Essa página reitera a mal assentada pretensão dessas entidades de instituir o que entendem como "gestão democrática" da universidade. Explicam a proposta a partir de contagem em que a USP teria 60 mil estudantes, 15 mil funcionários e 5 mil docentes, e os votos dessas categorias teriam peso 1, 4 e 12, respectivamente. Assim, no final das contas cada uma delas teria o mesmo peso de um terço no resultado final. Com essa regra, um conluio populista de alunos e funcionários definiria o resultado eleitoral.

Matematicamente correta para os fins desejados, na sua lógica a proposta despreza o domínio dos assuntos a serem geridos (com o que nega um dos maiores objetivos da universidade, a busca do conhecimento), a hierarquia, o mérito e outros valores que sustentam a adequada gestão de organizações, universitárias ou não. E mais: na versão em que o governo do Estado não teria papel algum na indicação do reitor, também seria desprezada a própria democracia no seu verdadeiro sentido, pois em última análise essa universidade estadual pertence ao povo que escolhe seu governador, que assim tem o direito de interferir na escolha, tal como atualmente.
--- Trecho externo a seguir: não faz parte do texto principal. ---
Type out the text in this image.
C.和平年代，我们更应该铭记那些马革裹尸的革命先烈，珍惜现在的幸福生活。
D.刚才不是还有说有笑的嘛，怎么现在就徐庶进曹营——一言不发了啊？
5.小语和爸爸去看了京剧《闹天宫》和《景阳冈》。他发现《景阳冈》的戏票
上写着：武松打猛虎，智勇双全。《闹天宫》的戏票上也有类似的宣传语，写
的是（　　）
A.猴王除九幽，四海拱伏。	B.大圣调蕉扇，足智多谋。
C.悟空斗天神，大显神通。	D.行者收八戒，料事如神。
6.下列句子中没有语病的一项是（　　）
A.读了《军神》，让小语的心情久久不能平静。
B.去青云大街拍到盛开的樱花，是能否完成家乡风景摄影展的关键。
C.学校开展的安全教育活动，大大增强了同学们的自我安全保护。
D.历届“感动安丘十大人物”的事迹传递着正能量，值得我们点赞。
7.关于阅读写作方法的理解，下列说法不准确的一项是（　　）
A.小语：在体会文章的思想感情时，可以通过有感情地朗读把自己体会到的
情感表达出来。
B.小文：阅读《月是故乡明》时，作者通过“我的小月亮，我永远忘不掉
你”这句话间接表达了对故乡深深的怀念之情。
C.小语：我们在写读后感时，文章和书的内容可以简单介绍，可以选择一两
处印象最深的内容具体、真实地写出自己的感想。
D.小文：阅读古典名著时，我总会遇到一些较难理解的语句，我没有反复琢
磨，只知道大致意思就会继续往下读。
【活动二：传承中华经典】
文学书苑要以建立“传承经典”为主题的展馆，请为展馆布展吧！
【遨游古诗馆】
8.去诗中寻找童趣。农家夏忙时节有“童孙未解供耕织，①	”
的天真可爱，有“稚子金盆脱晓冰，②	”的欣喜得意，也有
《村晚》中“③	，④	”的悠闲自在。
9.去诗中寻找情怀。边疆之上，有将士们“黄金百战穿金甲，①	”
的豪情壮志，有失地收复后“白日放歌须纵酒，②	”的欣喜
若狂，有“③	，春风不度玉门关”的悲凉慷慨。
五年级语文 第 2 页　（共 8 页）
Passando às propostas dos candidatos, a cada um dos cinco que estão em campanha o JC dedica página inteira com matéria própria de seus redatores, mais uma entrevista. As manchetes de uma e de outra dão o tom das propostas dos candidatos. Assim, falam de audácia na gestão, de uma USP mais atuante, da necessidade de um plano para longo prazo, do aprendizado além da sala de aula, de comissões para combater a burocracia, de "mágica com o orçamento" e da busca de um padrão internacional, este particularmente enfatizado por dois candidatos.
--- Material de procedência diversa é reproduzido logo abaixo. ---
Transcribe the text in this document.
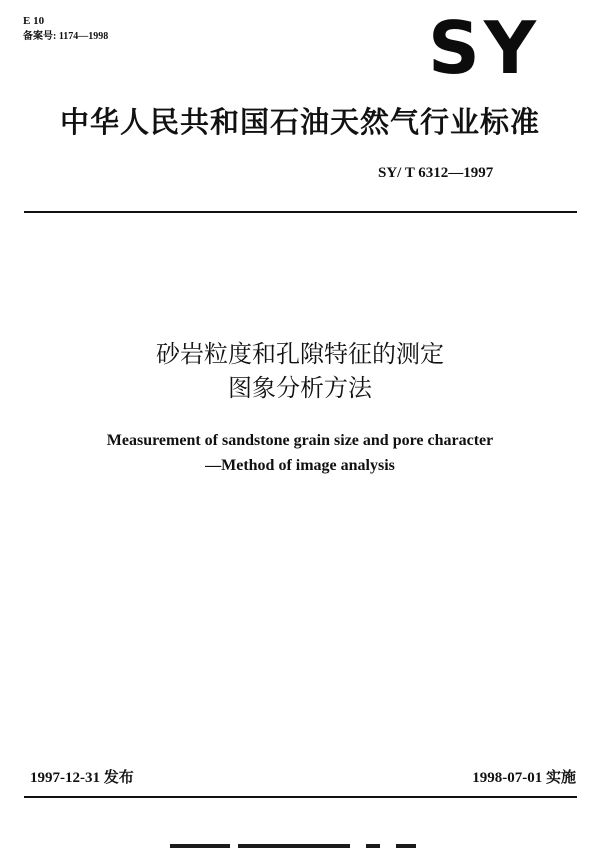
E 10
备案号: 1174—1998	SY
中华人民共和国石油天然气行业标准
SY/ T 6312—1997
砂岩粒度和孔隙特征的测定
图象分析方法
Measurement of sandstone grain size and pore character
—Method of image analysis
1997-12-31 发布	1998-07-01 实施
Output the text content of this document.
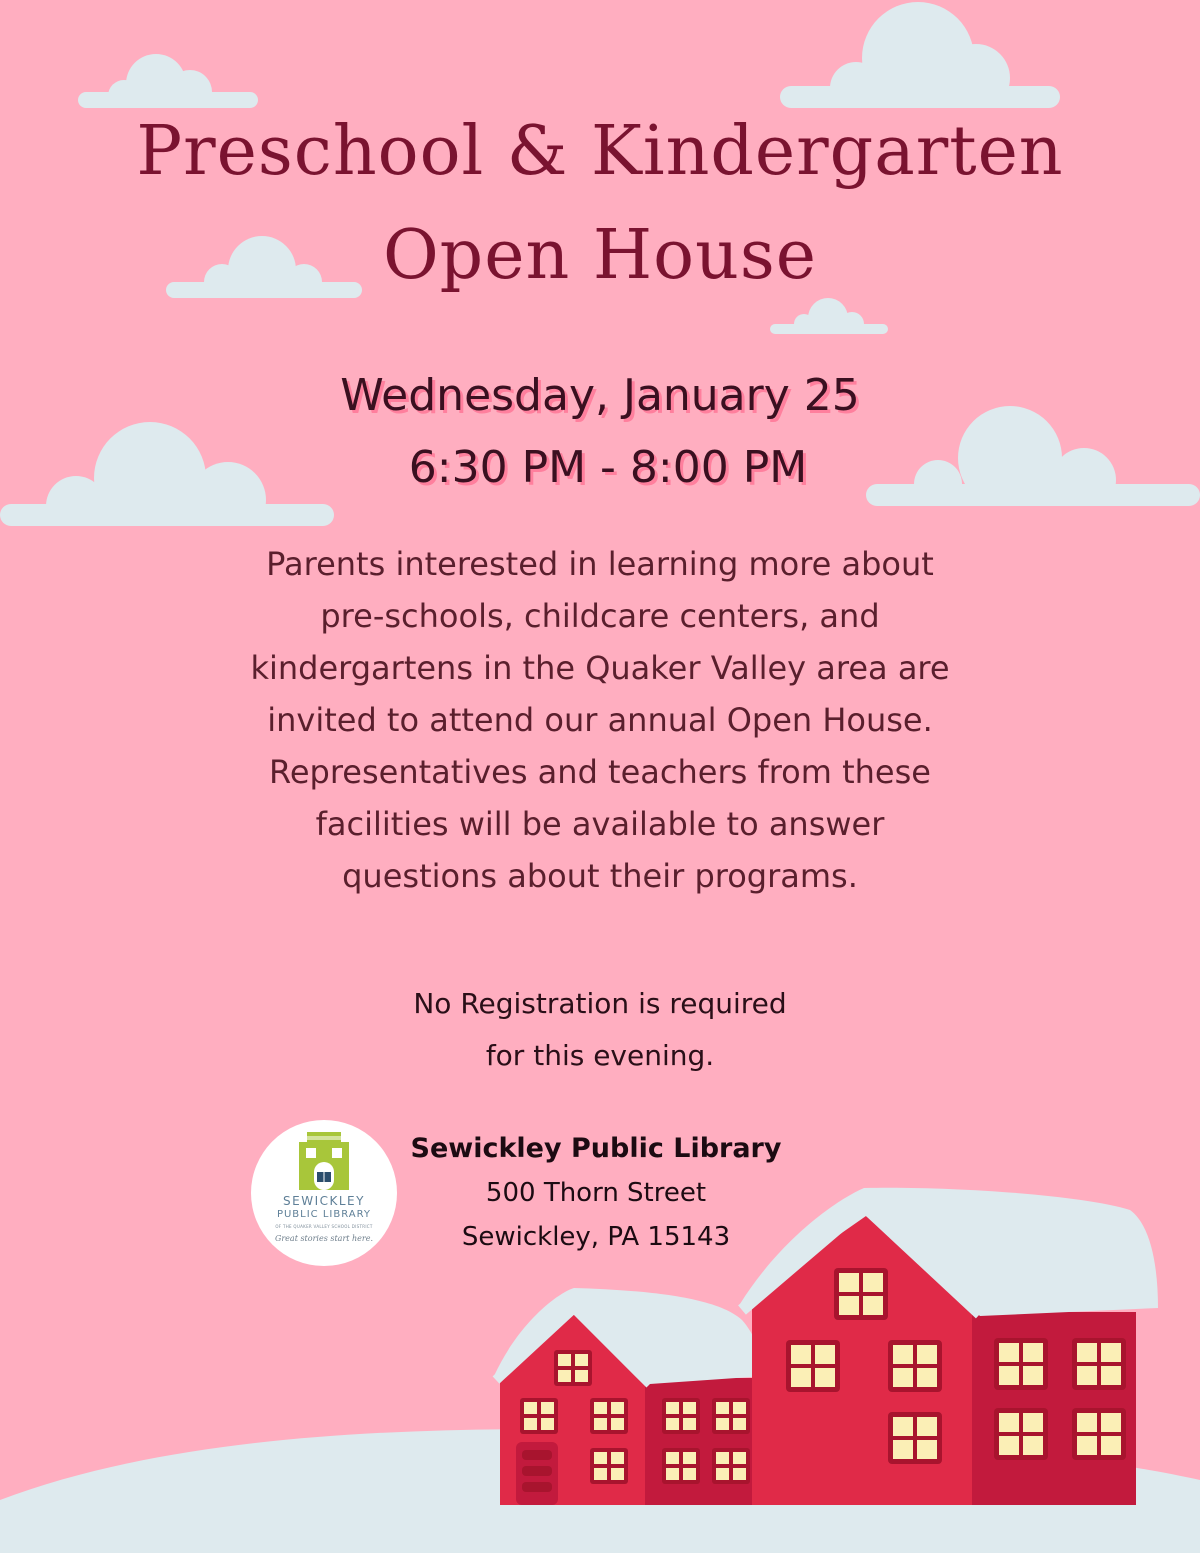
Preschool & Kindergarten
Open House
Wednesday, January 25
6:30 PM - 8:00 PM

Parents interested in learning more about pre-schools, childcare centers, and kindergartens in the Quaker Valley area are invited to attend our annual Open House. Representatives and teachers from these facilities will be available to answer questions about their programs.

No Registration is required
for this evening.
SEWICKLEY
PUBLIC LIBRARY
OF THE QUAKER VALLEY SCHOOL DISTRICT
Great stories start here.
Sewickley Public Library
500 Thorn Street
Sewickley, PA 15143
São questões importantes, mas não se aborda a questão crucial, a de como conseguir mais recursos para viabilizar essas e outras propostas. "Mágicas orçamentárias" têm efeito limitadíssimo com as regras atuais. Fora delas, não vejo outra saída senão cobrar anuidades dos muitos estudantes que podem pagar, e destinar ao sustento de alunos carentes um terço dos recursos assim obtidos. A cobrança de anuidades ainda é um assunto tabu na USP, mas é indispensável para enfrentar a decadência das universidades públicas, espremidas entre suas muitas necessidades e a escassez de recursos para satisfazê-las.
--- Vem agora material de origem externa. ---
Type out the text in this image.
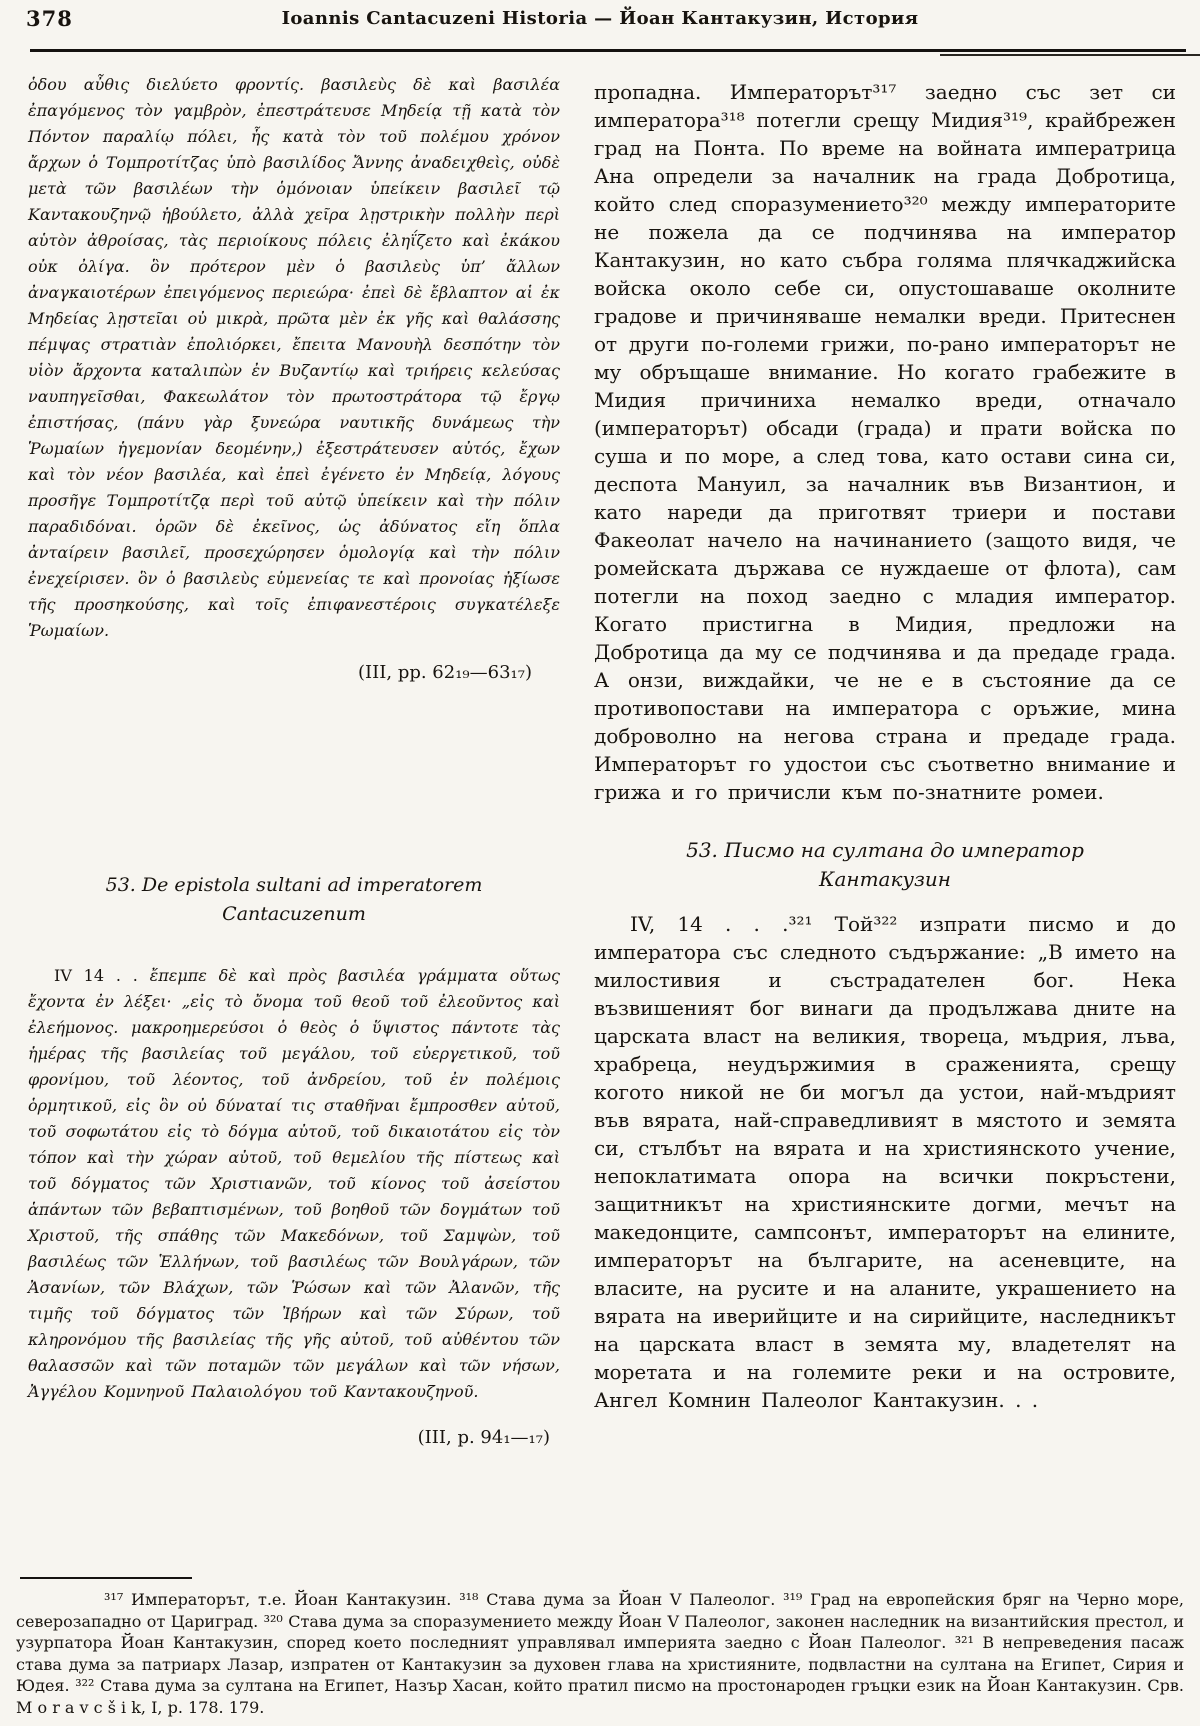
378	Ioannis Cantacuzeni Historia — Йоан Кантакузин, История

ὁδου αὖθις διελύετο φροντίς. βασιλεὺς δὲ καὶ βασιλέα ἐπαγόμενος τὸν γαμβρὸν, ἐπεστράτευσε Μηδείᾳ τῇ κατὰ τὸν Πόντον παραλίῳ πόλει, ἧς κατὰ τὸν τοῦ πολέμου χρόνον ἄρχων ὁ Τομπροτίτζας ὑπὸ βασιλίδος Ἄννης ἀναδειχθεὶς, οὐδὲ μετὰ τῶν βασιλέων τὴν ὁμόνοιαν ὑπείκειν βασιλεῖ τῷ Καντακουζηνῷ ἠβούλετο, ἀλλὰ χεῖρα λῃστρικὴν πολλὴν περὶ αὑτὸν ἀθροίσας, τὰς περιοίκους πόλεις ἐληΐζετο καὶ ἐκάκου οὐκ ὀλίγα. ὃν πρότερον μὲν ὁ βασιλεὺς ὑπ’ ἄλλων ἀναγκαιοτέρων ἐπειγόμενος περιεώρα· ἐπεὶ δὲ ἔβλαπτον αἱ ἐκ Μηδείας λῃστεῖαι οὐ μικρὰ, πρῶτα μὲν ἐκ γῆς καὶ θαλάσσης πέμψας στρατιὰν ἐπολιόρκει, ἔπειτα Μανουὴλ δεσπότην τὸν υἱὸν ἄρχοντα καταλιπὼν ἐν Βυζαντίῳ καὶ τριήρεις κελεύσας ναυπηγεῖσθαι, Φακεωλάτον τὸν πρωτοστράτορα τῷ ἔργῳ ἐπιστήσας, (πάνυ γὰρ ξυνεώρα ναυτικῆς δυνάμεως τὴν Ῥωμαίων ἡγεμονίαν δεομένην,) ἐξεστράτευσεν αὐτός, ἔχων καὶ τὸν νέον βασιλέα, καὶ ἐπεὶ ἐγένετο ἐν Μηδείᾳ, λόγους προσῆγε Τομπροτίτζᾳ περὶ τοῦ αὐτῷ ὑπείκειν καὶ τὴν πόλιν παραδιδόναι. ὁρῶν δὲ ἐκεῖνος, ὡς ἀδύνατος εἴη ὅπλα ἀνταίρειν βασιλεῖ, προσεχώρησεν ὁμολογίᾳ καὶ τὴν πόλιν ἐνεχείρισεν. ὃν ὁ βασιλεὺς εὐμενείας τε καὶ προνοίας ἠξίωσε τῆς προσηκούσης, καὶ τοῖς ἐπιφανεστέροις συγκατέλεξε Ῥωμαίων.

(III, pp. 62₁₉—63₁₇)

53. De epistola sultani ad imperatorem Cantacuzenum

IV 14 . . ἔπεμπε δὲ καὶ πρὸς βασιλέα γράμματα οὕτως ἔχοντα ἐν λέξει· „εἰς τὸ ὄνομα τοῦ θεοῦ τοῦ ἐλεοῦντος καὶ ἐλεήμονος. μακροημερεύσοι ὁ θεὸς ὁ ὕψιστος πάντοτε τὰς ἡμέρας τῆς βασιλείας τοῦ μεγάλου, τοῦ εὐεργετικοῦ, τοῦ φρονίμου, τοῦ λέοντος, τοῦ ἀνδρείου, τοῦ ἐν πολέμοις ὁρμητικοῦ, εἰς ὃν οὐ δύναταί τις σταθῆναι ἔμπροσθεν αὐτοῦ, τοῦ σοφωτάτου εἰς τὸ δόγμα αὐτοῦ, τοῦ δικαιοτάτου εἰς τὸν τόπον καὶ τὴν χώραν αὐτοῦ, τοῦ θεμελίου τῆς πίστεως καὶ τοῦ δόγματος τῶν Χριστιανῶν, τοῦ κίονος τοῦ ἀσείστου ἁπάντων τῶν βεβαπτισμένων, τοῦ βοηθοῦ τῶν δογμάτων τοῦ Χριστοῦ, τῆς σπάθης τῶν Μακεδόνων, τοῦ Σαμψὼν, τοῦ βασιλέως τῶν Ἑλλήνων, τοῦ βασιλέως τῶν Βουλγάρων, τῶν Ἀσανίων, τῶν Βλάχων, τῶν Ῥώσων καὶ τῶν Ἀλανῶν, τῆς τιμῆς τοῦ δόγματος τῶν Ἰβήρων καὶ τῶν Σύρων, τοῦ κληρονόμου τῆς βασιλείας τῆς γῆς αὐτοῦ, τοῦ αὐθέντου τῶν θαλασσῶν καὶ τῶν ποταμῶν τῶν μεγάλων καὶ τῶν νήσων, Ἀγγέλου Κομνηνοῦ Παλαιολόγου τοῦ Καντακουζηνοῦ.

(III, p. 94₁—₁₇)

пропадна. Императорът³¹⁷ заедно със зет си императора³¹⁸ потегли срещу Мидия³¹⁹, крайбрежен град на Понта. По време на войната императрица Ана определи за началник на града Добротица, който след споразумението³²⁰ между императорите не пожела да се подчинява на император Кантакузин, но като събра голяма плячкаджийска войска около себе си, опустошаваше околните градове и причиняваше немалки вреди. Притеснен от други по-големи грижи, по-рано императорът не му обръщаше внимание. Но когато грабежите в Мидия причиниха немалко вреди, отначало (императорът) обсади (града) и прати войска по суша и по море, а след това, като остави сина си, деспота Мануил, за началник във Византион, и като нареди да приготвят триери и постави Факеолат начело на начинанието (защото видя, че ромейската държава се нуждаеше от флота), сам потегли на поход заедно с младия император. Когато пристигна в Мидия, предложи на Добротица да му се подчинява и да предаде града. А онзи, виждайки, че не е в състояние да се противопостави на императора с оръжие, мина доброволно на негова страна и предаде града. Императорът го удостои със съответно внимание и грижа и го причисли към по-знатните ромеи.

53. Писмо на султана до император Кантакузин

IV, 14 . . .³²¹ Той³²² изпрати писмо и до императора със следното съдържание: „В името на милостивия и състрадателен бог. Нека възвишеният бог винаги да продължава дните на царската власт на великия, твореца, мъдрия, лъва, храбреца, неудържимия в сраженията, срещу когото никой не би могъл да устои, най-мъдрият във вярата, най-справедливият в мястото и земята си, стълбът на вярата и на християнското учение, непоклатимата опора на всички покръстени, защитникът на християнските догми, мечът на македонците, сампсонът, императорът на елините, императорът на българите, на асеневците, на власите, на русите и на аланите, украшението на вярата на иверийците и на сирийците, наследникът на царската власт в земята му, владетелят на моретата и на големите реки и на островите, Ангел Комнин Палеолог Кантакузин. . .

³¹⁷ Императорът, т.е. Йоан Кантакузин. ³¹⁸ Става дума за Йоан V Палеолог. ³¹⁹ Град на европейския бряг на Черно море, северозападно от Цариград. ³²⁰ Става дума за споразумението между Йоан V Палеолог, законен наследник на византийския престол, и узурпатора Йоан Кантакузин, според което последният управлявал империята заедно с Йоан Палеолог. ³²¹ В непреведения пасаж става дума за патриарх Лазар, изпратен от Кантакузин за духовен глава на християните, подвластни на султана на Египет, Сирия и Юдея. ³²² Става дума за султана на Египет, Назър Хасан, който пратил писмо на простонароден гръцки език на Йоан Кантакузин. Срв. M o r a v c š i k, I, p. 178. 179.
É claro que a USP não poderia fazer isso isoladamente, pois a providência exigiria emenda constitucional. Contudo, como universidade ainda líder do País, teria papel fundamental se assumisse essa bandeira. E não se trata apenas de garantir mais recursos, mas de aliviar uma das mais gritantes injustiças sociais brasileiras, a do custeio de estudantes das classes A e B também por contribuintes tributários das classes C e D, para os quais o acesso à USP é usualmente uma miragem, em particular nos cursos que conduzem a maior status social.

Além das dificuldades do vestibular, os jovens mais pobres precisam trabalhar para seu próprio sustento e o de sua família. A simples gratuidade do ensino não lhes garante o acesso. Em lugar dela, deveria haver alunos pagantes e estudantes pagos, substituindo a falácia do ensino gratuito.

Vendo a carência de recursos e a falta de ousadia para enfrentá-la, quando contemplo a escolha de um novo reitor minha previsão usual, infelizmente confirmada em geral, é a de que não terá condições de marcar significativamente sua gestão por um grande salto de aprimoramento da universidade, salto esse preparado a partir de uma profunda reflexão sobre a sua natureza.

Com isso, para um deles ser lembrado após sua gestão em geral se torna necessário recorrer a uma galeria de fotos de ex-reitores como a da capa do JC ora em circulação. Os retratados esforçaram-se e fizeram alguma coisa, mas muito mais teriam realizado não fora a crônica carência de recursos que enfrentaram como problema, mas sem a ousadia de buscar uma efetiva solução.